Hello!
You can use https://github.com/openresty/lua-nginx-module#ngxtimerevery to create recurring tasks in ngx_lua. Based on your use case you will most likely want to setup the timer in the init_worker phase.
You can replace your rewrite directive using rewrite_by_lua and proxy_pass to arbitrary URI using variables inside rewrite_by_lua. There is no need to "generate rewrite rules" in this case.
On Thursday, November 9, 2017 at 12:18:36 PM UTC-8, Brandon wrote:
Hello, I am new to both nginx and lua, but have some questions
and am
trying to get orientated
I have been using these two sources for my documentation so far, but I'm
still having some trouble.
https://github.com/openresty/lua-nginx-module#ngxredirect
https://openresty-reference.readthedocs.io/en/latest/Directives/#rewrite_by_lua
and
I have a use case where I want to be able to define how nginx rewrites a
URL from the content of a file stored somewhere, but I'm not sure how to
actually program this or properly work with Lua in an embedded environment.

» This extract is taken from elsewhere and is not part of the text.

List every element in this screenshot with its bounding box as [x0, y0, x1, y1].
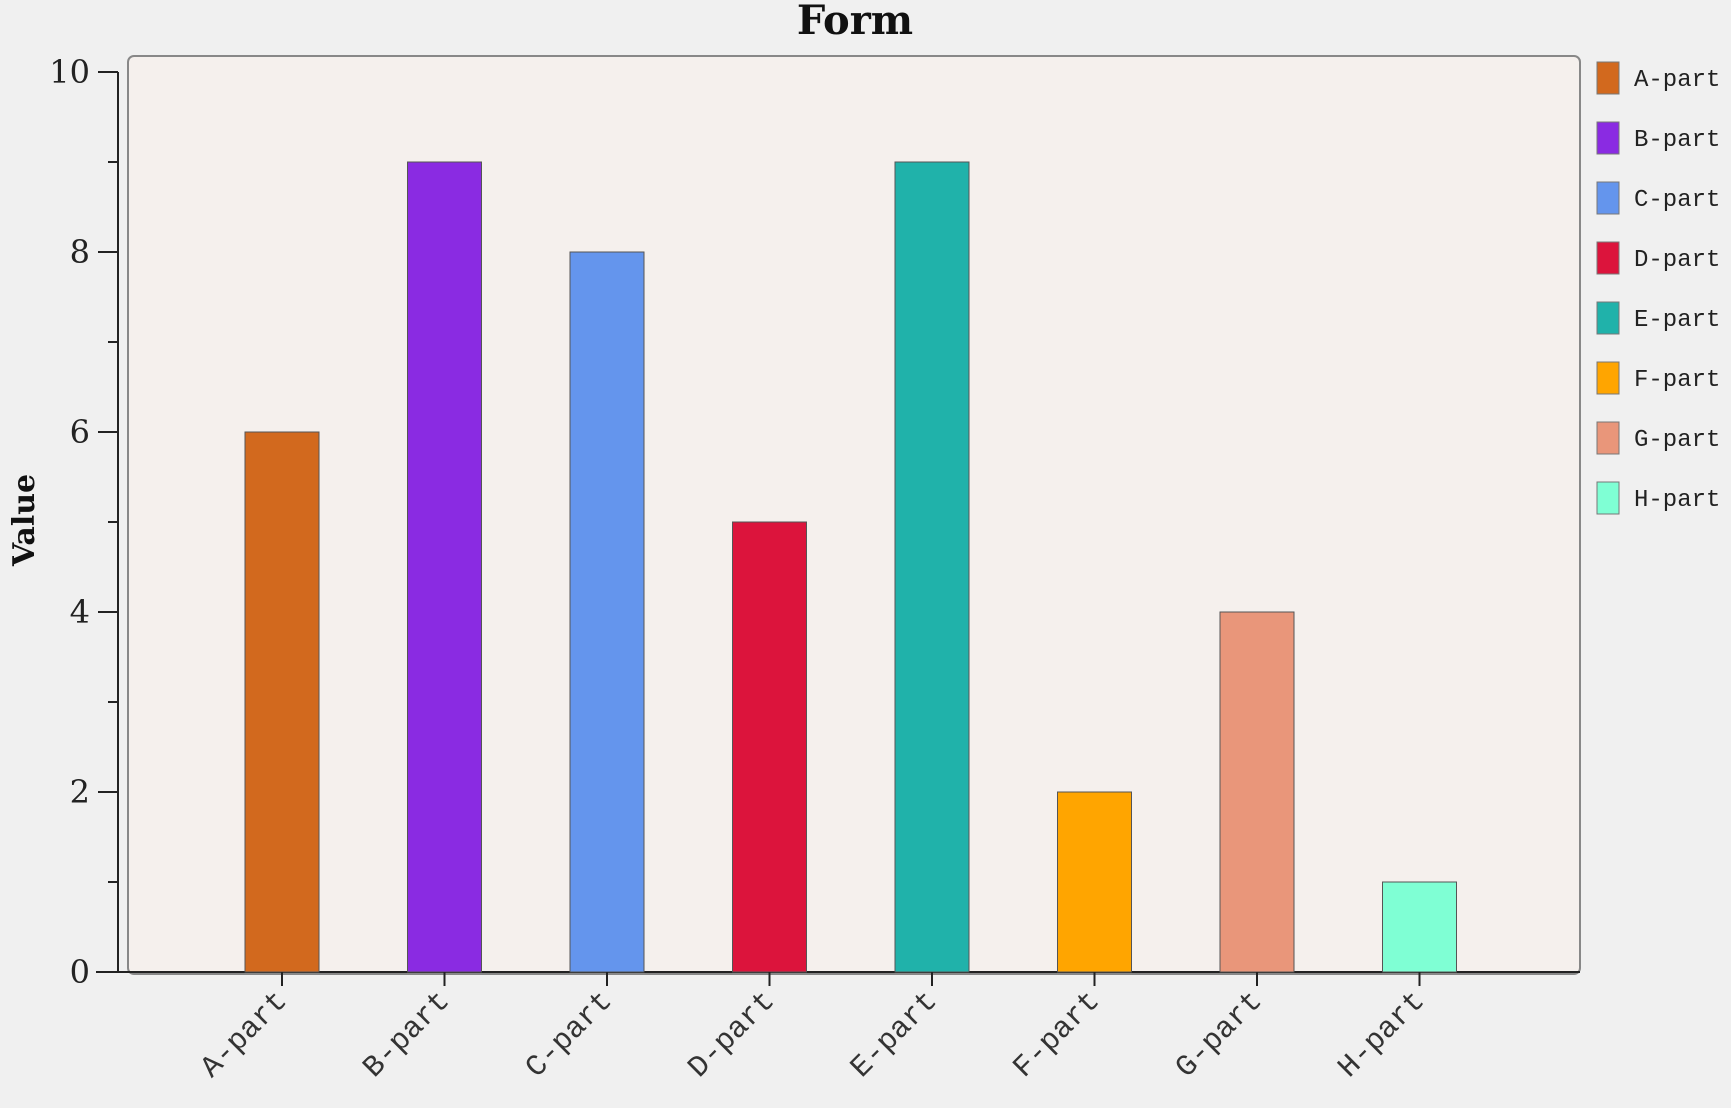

Right now I have clients that pull down assets with a curl command like
this. Internally Nginx rewrites /prod/linux/ to /12345/ and that works.
location / {
rewrite /prod/linux/(.*) /12345/$1 permanent;
proxy_pass https://bucket.s3.amazonaws.com;
}
curl -L https://me.com:8443/prod/linux/deploy.sh > deploy.sh
I have a lot of these nginx servers that may be serving different
content to different types of clients and I want to be maintaining this
mapping of client type to asset version, the /12345/ I rewrite to, in a file.
I was thinking of the mapping being formatted like this:
gce-2017-10-10,12345
azure-2017-10-10,12345
gce-2017-10-20,54321
azure-2017-10-20,98765
I want to keep a file defining this mapping on S3 and have nginx pull it
down, read it and generate appropriate rewrite rules every hour. I see
that there is a module for helping with s3 access. How can I install
such modules in the embedded lua-nginx environment?
https://github.com/gcr/lua-s3
How can I have a job like this running internal to Nginx on a regular
schedule without being in response to some access event?
Am I being an idiot and doing this wrong entirely?